In 1869, Russian chemist Dmitri Mendeleev published the first version of his periodic table, in which he showed that ordering the known elements according to atomic weight produced a pattern of periodically recurring physical and chemical properties. Since then, the periodic table of the elements has been revised, using the work of physicist Henry Moseley, to organize the elements on the basis of increasing atomic number rather than atomic weight. Using this revised table, the properties of certain elements that had not yet been discovered were predicted. Experimentation later confirmed a number of these predictions. The periodic table puts into visual representation the principle of the periodic law: The chemical and physical properties of the elements are dependent, in a periodic way, upon their atomic numbers.

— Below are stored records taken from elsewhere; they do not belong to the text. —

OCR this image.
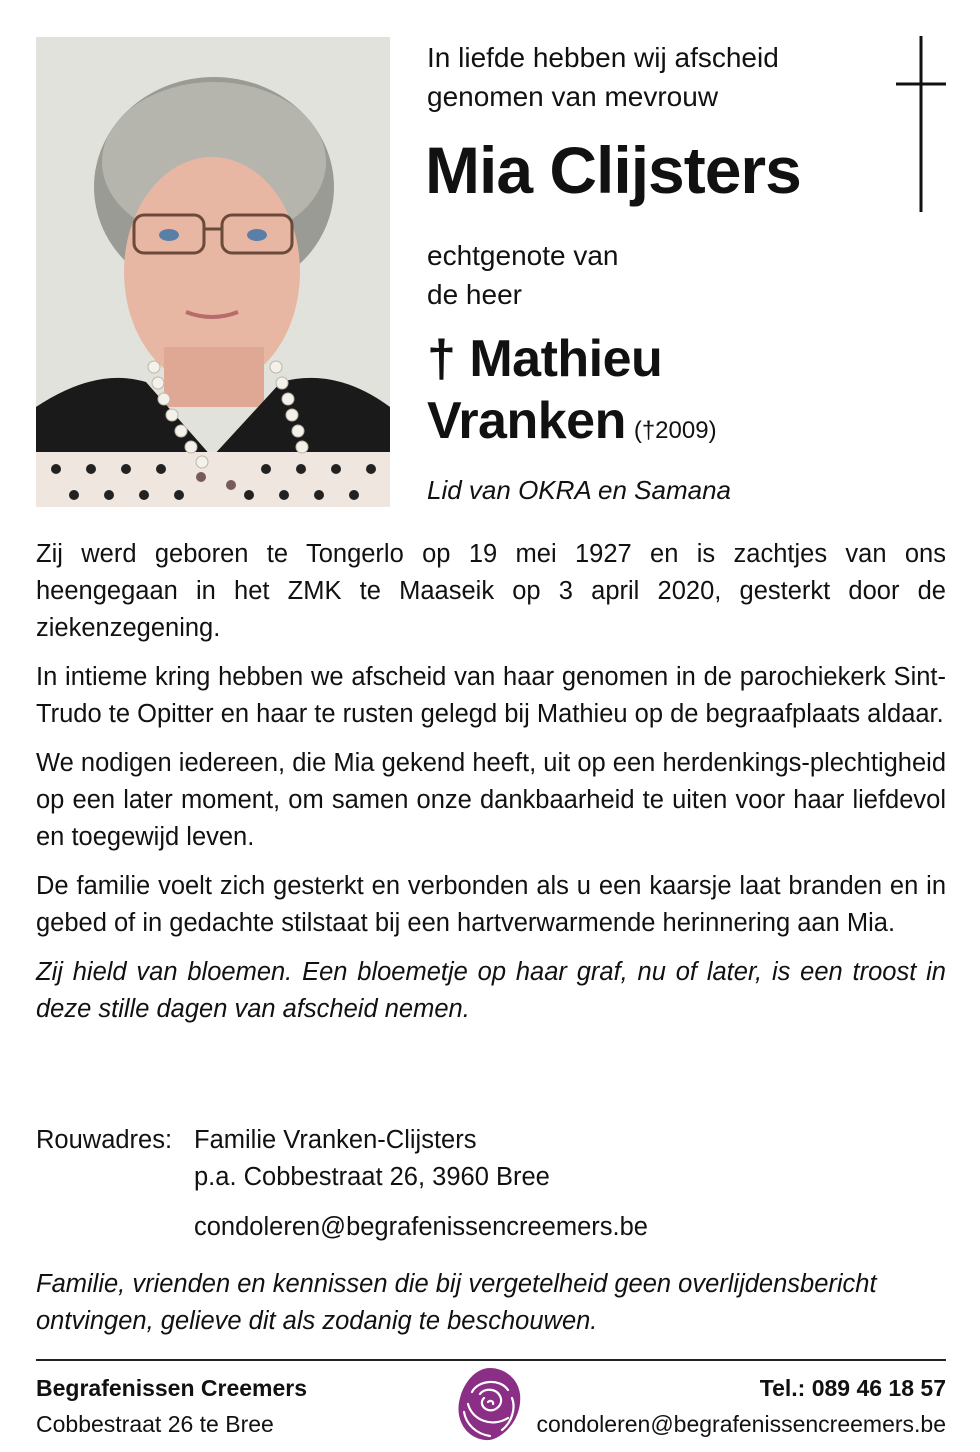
In liefde hebben wij afscheid
genomen van mevrouw
Mia Clijsters
echtgenote van
de heer
† Mathieu
Vranken (†2009)
Lid van OKRA en Samana

Zij werd geboren te Tongerlo op 19 mei 1927 en is zachtjes van ons heengegaan in het ZMK te Maaseik op 3 april 2020, gesterkt door de ziekenzegening.

In intieme kring hebben we afscheid van haar genomen in de parochiekerk Sint-Trudo te Opitter en haar te rusten gelegd bij Mathieu op de begraafplaats aldaar.

We nodigen iedereen, die Mia gekend heeft, uit op een herdenkings-plechtigheid op een later moment, om samen onze dankbaarheid te uiten voor haar liefdevol en toegewijd leven.

De familie voelt zich gesterkt en verbonden als u een kaarsje laat branden en in gebed of in gedachte stilstaat bij een hartverwarmende herinnering aan Mia.

Zij hield van bloemen. Een bloemetje op haar graf, nu of later, is een troost in deze stille dagen van afscheid nemen.

Rouwadres: Familie Vranken-Clijsters
p.a. Cobbestraat 26, 3960 Bree
condoleren@begrafenissencreemers.be
Familie, vrienden en kennissen die bij vergetelheid geen overlijdensbericht ontvingen, gelieve dit als zodanig te beschouwen.
Begrafenissen Creemers
Cobbestraat 26 te Bree
Tel.: 089 46 18 57
condoleren@begrafenissencreemers.be
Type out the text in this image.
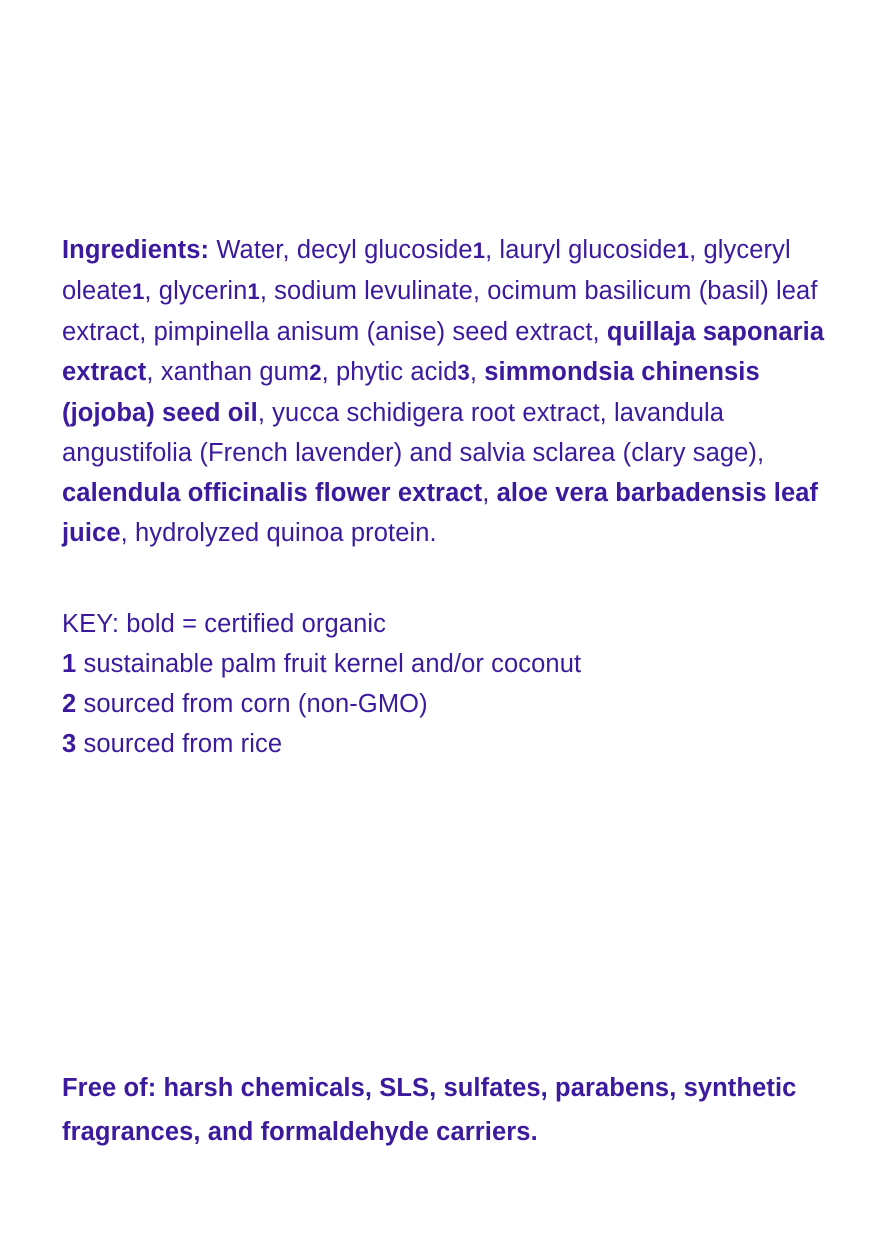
Ingredients: Water, decyl glucoside1, lauryl glucoside1, glyceryl oleate1, glycerin1, sodium levulinate, ocimum basilicum (basil) leaf extract, pimpinella anisum (anise) seed extract, quillaja saponaria extract, xanthan gum2, phytic acid3, simmondsia chinensis (jojoba) seed oil, yucca schidigera root extract, lavandula angustifolia (French lavender) and salvia sclarea (clary sage), calendula officinalis flower extract, aloe vera barbadensis leaf juice, hydrolyzed quinoa protein.

KEY: bold = certified organic
1 sustainable palm fruit kernel and/or coconut
2 sourced from corn (non-GMO)
3 sourced from rice

Free of: harsh chemicals, SLS, sulfates, parabens, synthetic fragrances, and formaldehyde carriers.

The modern periodic table arranges the elements into periods (rows) and groups (columns), also known as families. There are seven periods, representing the principal quantum numbers n = 1 through n = 7. Each period is filled sequentially, and each element in a given period has one more proton and one more electron (in the neutral state) than the element to its left. Groups or families include elements that have the same electronic configuration in their valence shell, which is the outermost shell, and share similar chemical properties. The electrons in the valence shell, known as the valence electrons, are the farthest from the nucleus and have the greatest amount of potential energy of all the electrons in the atom. Their higher potential energy and the fact that they are held less tightly by the nucleus allows them to become involved in chemical bonds with other elements (by way of the valence shells of the other elements); the valence shell electrons largely determine the chemical reactivity and properties of the element.